Two materials, x1,..,x10 and y1,..y5 (note the 5!) have the following stats:
x_m = 5313
s_x = 5.2
y_m = 5309
s_y = 3

Assume both x and y are the same material, what is the new mean and standard deviation?

Relevant Equations

$$s^2 = \frac {1}{n - 1} * \sum (x_i - x_m)^2$$
$$s^2 = \frac {1}{n - 1} * ( \sum x_i^2 -1/n (\sum x_i)^2)$$

The mean is easy to calculate:
(x_m * 10 + y_m * 5) /15 = 5312
Which is correct.

But when you're suppose to calculate the variance it's impossible.
The values are squared so none of the equations will really help me..

 

[gleem]

It can be shown that for uncorrelated jointly distributed random variables the variance of the sum of those variables is

σ_∑² = ∑σ_i²

 

[Stephen Tashi]

Assume both x and y are the same material, what is the new mean and standard deviation?

In statistics, terms like "standard deviation" are ambiguous. "Standard deviation" may refer to:

1)A parameter of the distribution of a population

2)An "estimator", i.e. a formula for estimating the parameter from the values in a sample

3)A descriptive statistic. For example, some texts on descriptive statistics define the standard deviation of a sample to be $\sqrt{ s^2}$ where $s^2 = \frac{1}{n} \sum (x_i - x_m)^2$. They use the factor $\frac{1}{n}$ instead of $\frac{1}{n-1}$.
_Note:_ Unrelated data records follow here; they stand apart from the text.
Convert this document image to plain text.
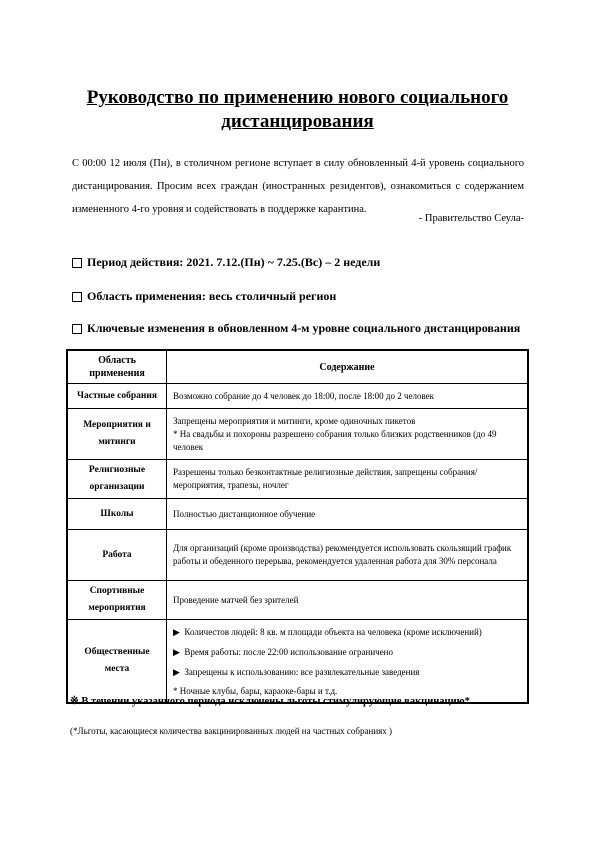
Руководство по применению нового социального дистанцирования

С 00:00 12 июля (Пн), в столичном регионе вступает в силу обновленный 4-й уровень социального дистанцирования. Просим всех граждан (иностранных резидентов), ознакомиться с содержанием измененного 4-го уровня и содействовать в поддержке карантина.

- Правительство Сеула-

Период действия: 2021. 7.12.(Пн) ~ 7.25.(Вс) – 2 недели
Область применения: весь столичный регион
Ключевые изменения в обновленном 4-м уровне социального дистанцирования
Область применения	Содержание
Частные собрания	Возможно собрание до 4 человек до 18:00, после 18:00 до 2 человек
Мероприятия и митинги	Запрещены мероприятия и митинги, кроме одиночных пикетов
* На свадьбы и похороны разрешено собрания только близких родственников (до 49 человек

Религиозные организации	Разрешены только безконтактные религиозные действия, запрещены собрания/мероприятия, трапезы, ночлег
Школы	Полностью дистанционное обучение
Работа	Для организаций (кроме производства) рекомендуется использовать скользящий график работы и обеденного перерыва, рекомендуется удаленная работа для 30% персонала
Спортивные мероприятия	Проведение матчей без зрителей
Общественные места	▶ Количестов людей: 8 кв. м площади объекта на человека (кроме исключений)
▶ Время работы: после 22:00 использование ограничено
▶ Запрещены к использованию: все развлекательные заведения
* Ночные клубы, бары, караоке-бары и т.д.
※ В течении указанного периода исключены льготы стимулирующие вакцинацию*
(*Льготы, касающиеся количества вакцинированных людей на частных собраниях )
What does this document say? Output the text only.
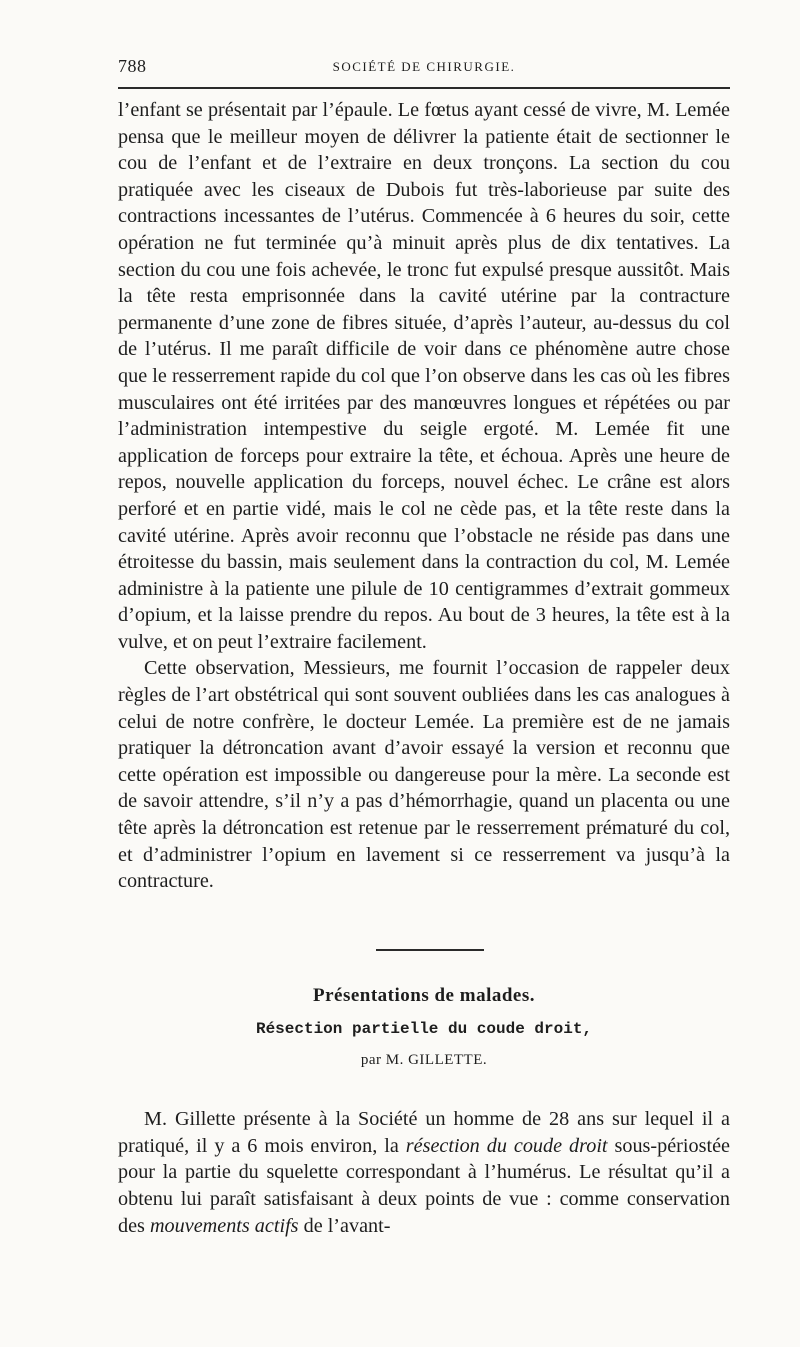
788	SOCIÉTÉ DE CHIRURGIE.

l’enfant se présentait par l’épaule. Le fœtus ayant cessé de vivre, M. Lemée pensa que le meilleur moyen de délivrer la patiente était de sectionner le cou de l’enfant et de l’extraire en deux tronçons. La section du cou pratiquée avec les ciseaux de Dubois fut très-laborieuse par suite des contractions incessantes de l’utérus. Commencée à 6 heures du soir, cette opération ne fut terminée qu’à minuit après plus de dix tentatives. La section du cou une fois achevée, le tronc fut expulsé presque aussitôt. Mais la tête resta emprisonnée dans la cavité utérine par la contracture permanente d’une zone de fibres située, d’après l’auteur, au-dessus du col de l’utérus. Il me paraît difficile de voir dans ce phénomène autre chose que le resserrement rapide du col que l’on observe dans les cas où les fibres musculaires ont été irritées par des manœuvres longues et répétées ou par l’administration intempestive du seigle ergoté. M. Lemée fit une application de forceps pour extraire la tête, et échoua. Après une heure de repos, nouvelle application du forceps, nouvel échec. Le crâne est alors perforé et en partie vidé, mais le col ne cède pas, et la tête reste dans la cavité utérine. Après avoir reconnu que l’obstacle ne réside pas dans une étroitesse du bassin, mais seulement dans la contraction du col, M. Lemée administre à la patiente une pilule de 10 centigrammes d’extrait gommeux d’opium, et la laisse prendre du repos. Au bout de 3 heures, la tête est à la vulve, et on peut l’extraire facilement.

Cette observation, Messieurs, me fournit l’occasion de rappeler deux règles de l’art obstétrical qui sont souvent oubliées dans les cas analogues à celui de notre confrère, le docteur Lemée. La première est de ne jamais pratiquer la détroncation avant d’avoir essayé la version et reconnu que cette opération est impossible ou dangereuse pour la mère. La seconde est de savoir attendre, s’il n’y a pas d’hémorrhagie, quand un placenta ou une tête après la détroncation est retenue par le resserrement prématuré du col, et d’administrer l’opium en lavement si ce resserrement va jusqu’à la contracture.

Présentations de malades.
Résection partielle du coude droit,
par M. GILLETTE.

M. Gillette présente à la Société un homme de 28 ans sur lequel il a pratiqué, il y a 6 mois environ, la résection du coude droit sous-périostée pour la partie du squelette correspondant à l’humérus. Le résultat qu’il a obtenu lui paraît satisfaisant à deux points de vue : comme conservation des mouvements actifs de l’avant-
What @gleem wrote applies to interpreting "standard deviation" as 1) a parameter of a distribution. However, I suspect the problem you stated refers to "standard deviation" in the sense of 2) or 3).

If your problem occurs in a part of the text that deals with "pooled" means, standard deviations, and variances, you should look for formulas that the text uses to solve such problems. It would surprise me if a text expects you to discover the formulas by yourself.

I have in mind formulas like those on https://www.statisticshowto.com/pooled-standard-deviation/, but you will have to see what your own text expects you to use.

 

[archaic]

I'll proceed like you did for the mean.
For a given sample
$$s^2=\frac{1}{n-1}\sum_{i=1}^n(x_i-x_m)^2=\frac{1}{n-1}\left(\sum_{i=1}^nx_i^2-nx_m^2\right)$$
Suppose that $z_i$ represents an element of your new sample (combination of the first two), then you have$$s_z^2=\frac{1}{n_z-1}\left(\sum_{i=1}^{n_z}z_i^2-n_zz_m^2\right)$$
Notice that $\sum z_i^2=(x_1^2+...+x_{10}^2+y_1^2+...+y_5^2)=\sum x_i^2+\sum y_i^2$, which gives you$$s_z^2=\frac{1}{n_z-1}\left(\sum_{i=1}^{10}x_i^2+\sum_{i=1}^{5}y_i^2-n_zz_m^2\right)$$
You have already found $z_m$. Now, you need to find $n_z$, $\sum x_i^2$ and $\sum y_i^2$.